Although this EAP was not designed with specific efficacy aims, afatinib demonstrated antitumor activity, with disease control achieved in 69.9% of patients and objective tumor response in 17.1%. This response rate is slightly higher compared to the LUX-Lung 1 trial of afatinib after failure of erlotinib, gefitinib, or both [2]. PFS durations were shorter compared to LUX-Lung 3 (11.1 months) and LUX-Lung 6 (11.0 months) [5, 6]; however, only 7.1% of patients in this EAP received afatinib as first-line treatment, and many patients were not fully documented until disease progression.
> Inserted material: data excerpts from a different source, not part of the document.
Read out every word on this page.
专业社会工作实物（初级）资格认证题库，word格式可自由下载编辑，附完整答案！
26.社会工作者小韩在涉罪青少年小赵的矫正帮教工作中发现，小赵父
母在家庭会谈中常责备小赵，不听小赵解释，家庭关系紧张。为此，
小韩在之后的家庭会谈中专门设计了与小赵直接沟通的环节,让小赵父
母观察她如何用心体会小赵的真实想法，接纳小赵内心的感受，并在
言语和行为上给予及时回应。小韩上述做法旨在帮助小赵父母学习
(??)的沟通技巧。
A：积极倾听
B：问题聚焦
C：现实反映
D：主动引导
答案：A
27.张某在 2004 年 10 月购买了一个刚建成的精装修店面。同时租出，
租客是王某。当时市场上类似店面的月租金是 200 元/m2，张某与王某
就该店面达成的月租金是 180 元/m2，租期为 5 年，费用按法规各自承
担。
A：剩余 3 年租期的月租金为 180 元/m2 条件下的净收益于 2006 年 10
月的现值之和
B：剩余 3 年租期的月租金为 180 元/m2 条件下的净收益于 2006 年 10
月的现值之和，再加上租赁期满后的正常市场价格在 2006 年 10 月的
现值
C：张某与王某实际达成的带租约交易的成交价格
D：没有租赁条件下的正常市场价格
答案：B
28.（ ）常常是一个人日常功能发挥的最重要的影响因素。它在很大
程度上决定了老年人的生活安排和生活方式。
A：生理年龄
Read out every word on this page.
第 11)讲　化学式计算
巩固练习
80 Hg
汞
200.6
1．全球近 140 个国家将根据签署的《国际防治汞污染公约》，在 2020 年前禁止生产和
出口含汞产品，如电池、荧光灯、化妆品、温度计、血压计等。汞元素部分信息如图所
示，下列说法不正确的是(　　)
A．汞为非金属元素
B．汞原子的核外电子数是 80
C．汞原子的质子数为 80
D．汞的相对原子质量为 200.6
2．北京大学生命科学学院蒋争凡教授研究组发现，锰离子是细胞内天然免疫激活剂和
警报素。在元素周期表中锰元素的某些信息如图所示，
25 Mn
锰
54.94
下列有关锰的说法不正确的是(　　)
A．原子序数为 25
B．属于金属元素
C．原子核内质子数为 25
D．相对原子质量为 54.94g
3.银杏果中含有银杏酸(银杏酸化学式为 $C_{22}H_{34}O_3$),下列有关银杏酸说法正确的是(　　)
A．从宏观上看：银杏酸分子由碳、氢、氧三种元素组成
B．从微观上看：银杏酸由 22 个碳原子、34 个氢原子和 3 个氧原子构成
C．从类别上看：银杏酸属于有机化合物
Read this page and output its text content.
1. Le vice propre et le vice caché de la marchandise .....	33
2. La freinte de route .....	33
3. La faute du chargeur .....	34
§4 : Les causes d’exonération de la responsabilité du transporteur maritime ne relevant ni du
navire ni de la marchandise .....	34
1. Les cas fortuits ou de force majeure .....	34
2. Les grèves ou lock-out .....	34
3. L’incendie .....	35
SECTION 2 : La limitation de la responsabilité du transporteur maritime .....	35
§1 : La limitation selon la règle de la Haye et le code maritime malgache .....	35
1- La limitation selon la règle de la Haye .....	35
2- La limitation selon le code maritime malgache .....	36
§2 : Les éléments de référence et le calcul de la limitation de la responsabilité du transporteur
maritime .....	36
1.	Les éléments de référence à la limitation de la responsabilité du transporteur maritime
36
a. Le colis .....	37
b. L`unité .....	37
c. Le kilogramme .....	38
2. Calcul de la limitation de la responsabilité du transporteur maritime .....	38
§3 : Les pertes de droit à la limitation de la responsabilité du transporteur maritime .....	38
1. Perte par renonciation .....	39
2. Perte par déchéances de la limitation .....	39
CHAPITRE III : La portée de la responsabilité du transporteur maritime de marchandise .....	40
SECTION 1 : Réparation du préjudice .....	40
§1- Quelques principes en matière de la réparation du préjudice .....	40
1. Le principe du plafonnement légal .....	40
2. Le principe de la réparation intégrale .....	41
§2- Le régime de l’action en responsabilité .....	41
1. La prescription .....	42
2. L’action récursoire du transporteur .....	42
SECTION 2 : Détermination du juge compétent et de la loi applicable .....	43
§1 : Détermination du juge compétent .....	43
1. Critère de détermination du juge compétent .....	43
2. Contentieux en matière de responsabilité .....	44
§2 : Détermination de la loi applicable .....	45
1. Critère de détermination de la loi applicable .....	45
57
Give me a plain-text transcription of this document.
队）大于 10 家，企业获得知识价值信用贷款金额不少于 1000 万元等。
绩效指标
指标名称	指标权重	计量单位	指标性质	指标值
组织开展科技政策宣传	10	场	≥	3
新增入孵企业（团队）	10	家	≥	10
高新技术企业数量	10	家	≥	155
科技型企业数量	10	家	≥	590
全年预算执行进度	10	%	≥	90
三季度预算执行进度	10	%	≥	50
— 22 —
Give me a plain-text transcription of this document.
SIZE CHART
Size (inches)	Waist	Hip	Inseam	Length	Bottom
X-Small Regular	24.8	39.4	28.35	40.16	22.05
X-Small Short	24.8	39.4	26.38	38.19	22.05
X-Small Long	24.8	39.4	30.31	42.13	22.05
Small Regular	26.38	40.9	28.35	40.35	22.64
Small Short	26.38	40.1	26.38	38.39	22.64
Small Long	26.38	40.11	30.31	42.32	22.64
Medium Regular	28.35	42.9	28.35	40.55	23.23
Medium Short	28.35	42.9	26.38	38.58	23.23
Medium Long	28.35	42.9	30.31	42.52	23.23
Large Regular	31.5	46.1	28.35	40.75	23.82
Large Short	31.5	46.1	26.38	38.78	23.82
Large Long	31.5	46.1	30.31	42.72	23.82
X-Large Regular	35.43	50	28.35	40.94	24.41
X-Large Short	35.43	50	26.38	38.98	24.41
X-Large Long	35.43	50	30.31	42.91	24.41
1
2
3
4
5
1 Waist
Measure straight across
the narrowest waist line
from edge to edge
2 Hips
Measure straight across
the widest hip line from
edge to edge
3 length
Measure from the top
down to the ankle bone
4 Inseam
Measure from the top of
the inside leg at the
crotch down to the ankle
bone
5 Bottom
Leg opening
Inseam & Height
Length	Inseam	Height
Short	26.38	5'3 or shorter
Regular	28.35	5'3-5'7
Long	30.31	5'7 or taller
Patients also had an extensively longer time since first diagnosis in this EAP.

Findings of this EAP must be tempered against several limitations. Subgroup analyses must be interpreted with caution due to small sample size and widely different durations of drug exposure. EGFR mutation testing was not standardized across sites, which may have resulted in varying sensitivity levels for identification of mutations between sites. Lastly, although the majority of patients were alive at the end of the program, the EAP was not designed to follow patients through death, and OS data are immature and not reliably interpretable.

Conclusion

The results of the afatinib EAP confirm that, in a broad patient population, afatinib is not associated with unexpected safety signals and has safety and antitumor activity profiles similar to those observed in earlier clinical trials.